Periodic Tenancy: Either Contractual Periodic - a tenancy which is contracted by agreement to run from month to month or Statutory Periodic - when a fixed term comes to an end and the tenant remains, by agreement, in the property under the same terms and conditions as the original agreement and runs from month to month or quarter to quarter, depending upon the basis on which the rent is paid.
Power of Attorney: A legal document giving a third party an absolute or limited right over the principal’s property and assets.
Public Liability Insurance: An insurance policy designed to protect members of the public injured or affected by an accident or occurrence.
Resident Landlord: Where the Landlord occupies part of the dwelling as his main or principle home and lets the rest of it.
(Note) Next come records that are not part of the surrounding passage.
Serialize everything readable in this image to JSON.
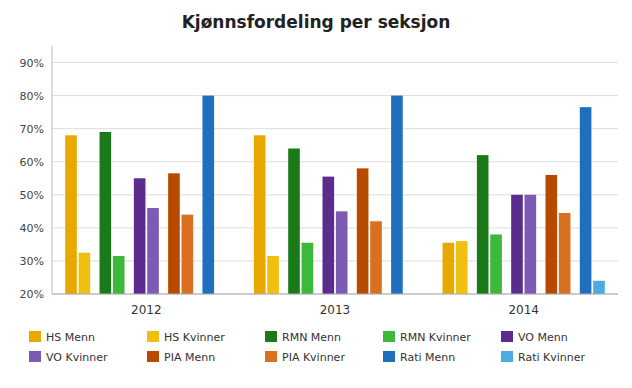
{
  "chart_data": {
    "type": "bar",
    "title": "Kjønnsfordeling per seksjon",
    "categories": [
      "2012",
      "2013",
      "2014"
    ],
    "series": [
      {
        "name": "HS Menn",
        "color": "#E8A800",
        "values": [
          0.68,
          0.68,
          0.355
        ]
      },
      {
        "name": "HS Kvinner",
        "color": "#F0C010",
        "values": [
          0.325,
          0.315,
          0.36
        ]
      },
      {
        "name": "RMN Menn",
        "color": "#1A7A1A",
        "values": [
          0.69,
          0.64,
          0.62
        ]
      },
      {
        "name": "RMN Kvinner",
        "color": "#3CB83C",
        "values": [
          0.315,
          0.355,
          0.38
        ]
      },
      {
        "name": "VO Menn",
        "color": "#5B2C8D",
        "values": [
          0.55,
          0.555,
          0.5
        ]
      },
      {
        "name": "VO Kvinner",
        "color": "#7D5BB5",
        "values": [
          0.46,
          0.45,
          0.5
        ]
      },
      {
        "name": "PIA Menn",
        "color": "#B84A00",
        "values": [
          0.565,
          0.58,
          0.56
        ]
      },
      {
        "name": "PIA Kvinner",
        "color": "#D97020",
        "values": [
          0.44,
          0.42,
          0.445
        ]
      },
      {
        "name": "Rati Menn",
        "color": "#1F6FBF",
        "values": [
          0.8,
          0.8,
          0.765
        ]
      },
      {
        "name": "Rati Kvinner",
        "color": "#4AACE0",
        "values": [
          null,
          null,
          0.24
        ]
      }
    ],
    "ylim": [
      0.2,
      0.95
    ],
    "yticks": [
      {
        "value": 0.2,
        "label": "20%"
      },
      {
        "value": 0.3,
        "label": "30%"
      },
      {
        "value": 0.4,
        "label": "40%"
      },
      {
        "value": 0.5,
        "label": "50%"
      },
      {
        "value": 0.6,
        "label": "60%"
      },
      {
        "value": 0.7,
        "label": "70%"
      },
      {
        "value": 0.8,
        "label": "80%"
      },
      {
        "value": 0.9,
        "label": "90%"
      }
    ],
    "grid": true,
    "legend": "bottom"
  }
}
Social Housing: Mainly Local Authority, Housing Association or Trust property.
Stakeholder: A third party or agent whose responsibility is to hold the deposit and distribute at the end of the agreement by mutual consent.
Stamping Tenancy: Required under the Stamps Act 1891. On payment of duty, the amount of money detailed in the Act, due to the Inland Revenue.
Statutory Obligations: Requirements and obligations placed on Landlords and/or their agents by Acts of Parliament – i.e. Law of the Land.
Subject to Contract: A Legal term placed as a heading on pre-contract letters to make it clear in law that the contents of that document do not constitute a contract.
Sublet: The action of a tenant in letting the accommodation to be occupied by another person for a lesser term.
Tax Exemption: An exemption number issued by the Inland Revenue Office (FICO) to your agency approving the passing of rents to the customer without a tax deduction.
Term: The period shown in the Tenancy Agreement as the length of the letting.
Term of Contract: An expression referring to stipulated rights or responsibilities expressed in a contract.
Termination: The ending of a tenancy.
To Clear Monies: To pass through the banking system. To ensure money, other than cash or bankers’ drafts, is secure in your account and available for use.